Cotton, cordial to a fault, emerged before the raucous, capacity crowd at the 2,200 seat Pat Walker Performing Arts Center at Springdale High to a mixed chorus of clapping and boos. Other than polite applause when he introduced his mom and dad and a still moment as he led the crowd in a recitation of the Pledge of Allegiance, his night didn’t get much better from there.

Climate change? It’s real, but what we need is more nuclear power and clean coal, because “the wind doesn’t always blow, and the sun doesn’t always shine.” A question from a gravely ill young woman about whether he’ll commit to keeping the Affordable Care Act ban on pre-existing conditions intact, with no gap in coverage between Obamacare and the GOP’s promised replacement?   “Let’s take a couple more comments and questions about healthcare.” (which led to gales of boos and chants of “DO YOUR JOB!”) Trump’s tax returns? That was an issue during the election, and Trump won. Russian interference in the election? As a member of the Senate Intelligence Committee, he’s already helping look into that, but it’s classified. How can he talk about exploding deficits in the face of Trump’s gazillion dollar great wall? Border security is critical! Yeah, the crowd doesn’t like Trump, but sixty percent of the Arkansas electorate voted for Trump, so…

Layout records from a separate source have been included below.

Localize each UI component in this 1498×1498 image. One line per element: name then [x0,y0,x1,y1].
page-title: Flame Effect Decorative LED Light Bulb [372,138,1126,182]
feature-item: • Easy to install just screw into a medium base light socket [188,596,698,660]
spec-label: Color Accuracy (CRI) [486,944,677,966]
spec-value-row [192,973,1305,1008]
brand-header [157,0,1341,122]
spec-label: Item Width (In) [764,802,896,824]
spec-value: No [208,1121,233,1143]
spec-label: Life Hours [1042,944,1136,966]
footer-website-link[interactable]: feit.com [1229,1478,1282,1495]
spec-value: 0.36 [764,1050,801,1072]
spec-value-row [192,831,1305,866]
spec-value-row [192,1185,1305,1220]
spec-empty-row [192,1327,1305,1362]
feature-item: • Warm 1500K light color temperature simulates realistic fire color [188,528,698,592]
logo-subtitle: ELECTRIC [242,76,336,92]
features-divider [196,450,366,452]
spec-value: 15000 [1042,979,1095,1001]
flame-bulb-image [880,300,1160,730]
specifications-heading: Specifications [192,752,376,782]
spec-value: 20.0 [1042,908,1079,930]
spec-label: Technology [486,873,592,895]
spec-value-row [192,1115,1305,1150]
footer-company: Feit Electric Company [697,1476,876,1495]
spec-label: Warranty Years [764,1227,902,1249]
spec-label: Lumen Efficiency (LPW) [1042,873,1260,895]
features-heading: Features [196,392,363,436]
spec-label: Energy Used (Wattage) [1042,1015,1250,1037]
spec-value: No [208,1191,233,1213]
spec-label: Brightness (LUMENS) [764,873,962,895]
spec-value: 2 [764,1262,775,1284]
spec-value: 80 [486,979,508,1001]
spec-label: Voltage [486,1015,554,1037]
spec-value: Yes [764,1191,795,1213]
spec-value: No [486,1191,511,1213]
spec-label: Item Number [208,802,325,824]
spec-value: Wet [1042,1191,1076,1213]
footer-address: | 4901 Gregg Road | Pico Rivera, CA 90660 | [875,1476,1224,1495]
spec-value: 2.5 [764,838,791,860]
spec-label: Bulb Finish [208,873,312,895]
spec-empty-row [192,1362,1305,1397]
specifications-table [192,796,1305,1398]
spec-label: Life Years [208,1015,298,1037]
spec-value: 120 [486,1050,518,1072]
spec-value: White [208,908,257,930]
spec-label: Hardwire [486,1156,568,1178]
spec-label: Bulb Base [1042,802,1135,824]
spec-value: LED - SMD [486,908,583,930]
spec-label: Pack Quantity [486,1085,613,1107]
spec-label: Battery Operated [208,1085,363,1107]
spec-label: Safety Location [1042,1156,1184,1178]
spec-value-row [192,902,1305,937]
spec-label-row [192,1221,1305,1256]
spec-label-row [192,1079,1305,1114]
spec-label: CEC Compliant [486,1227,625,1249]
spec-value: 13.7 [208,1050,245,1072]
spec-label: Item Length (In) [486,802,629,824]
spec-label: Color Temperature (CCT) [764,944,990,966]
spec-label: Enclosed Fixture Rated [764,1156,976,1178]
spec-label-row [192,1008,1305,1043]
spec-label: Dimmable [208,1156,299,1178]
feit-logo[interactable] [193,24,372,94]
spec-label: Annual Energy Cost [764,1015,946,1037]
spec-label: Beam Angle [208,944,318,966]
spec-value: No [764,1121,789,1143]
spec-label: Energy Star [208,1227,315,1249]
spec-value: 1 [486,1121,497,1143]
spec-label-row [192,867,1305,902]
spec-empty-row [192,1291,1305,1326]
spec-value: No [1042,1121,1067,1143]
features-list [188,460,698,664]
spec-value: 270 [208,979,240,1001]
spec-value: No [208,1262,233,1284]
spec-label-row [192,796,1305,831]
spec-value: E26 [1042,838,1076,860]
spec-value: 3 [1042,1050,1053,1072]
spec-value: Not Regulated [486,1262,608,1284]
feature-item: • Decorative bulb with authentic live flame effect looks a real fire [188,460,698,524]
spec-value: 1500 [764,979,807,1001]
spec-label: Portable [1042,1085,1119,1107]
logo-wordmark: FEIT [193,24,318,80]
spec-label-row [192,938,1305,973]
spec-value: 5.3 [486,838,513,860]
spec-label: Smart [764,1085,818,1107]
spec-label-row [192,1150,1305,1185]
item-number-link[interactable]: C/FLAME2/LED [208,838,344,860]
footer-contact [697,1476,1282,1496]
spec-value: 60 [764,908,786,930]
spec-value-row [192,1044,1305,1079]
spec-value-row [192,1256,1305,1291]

On the upside, Cotton gave a firm no when asked if he agrees with Trump that the New York Times, CNN, NBC and other news outlets are “enemies of the American people,” so we’ve got that going for us (no word on whether than means his office will finally start answering emails from Arkansas Times). Too, those in attendance got to see what Cotton’s face looks like when a teenager asks him from a balcony how he can support a man who wants to grab women by the pussy — a question to which Cotton responded, in part, by citing the Lincoln quote: “Stand with anyone that is right; stand with him while he is right and part with him when he goes wrong.” By the way, that sound you heard around 7:30 tonight was Abraham Lincoln violently vomiting in the afterlife.

Overall, an all-American cluster, with Cotton slip-sliding over, under, around and through questions so fast that at times he seemed a blur, the audience there at every moment to meet him with rounds of chants and boos. What a stirring democratic spectacle it was. Whether it will alter Cotton’s behavior in the Senate a single iota remains to be seen, but the message was clearly sent and hopefully received: A not-insignificant number of Cotton’s constituents are as mad as hell, and they’re not going to take it anymore.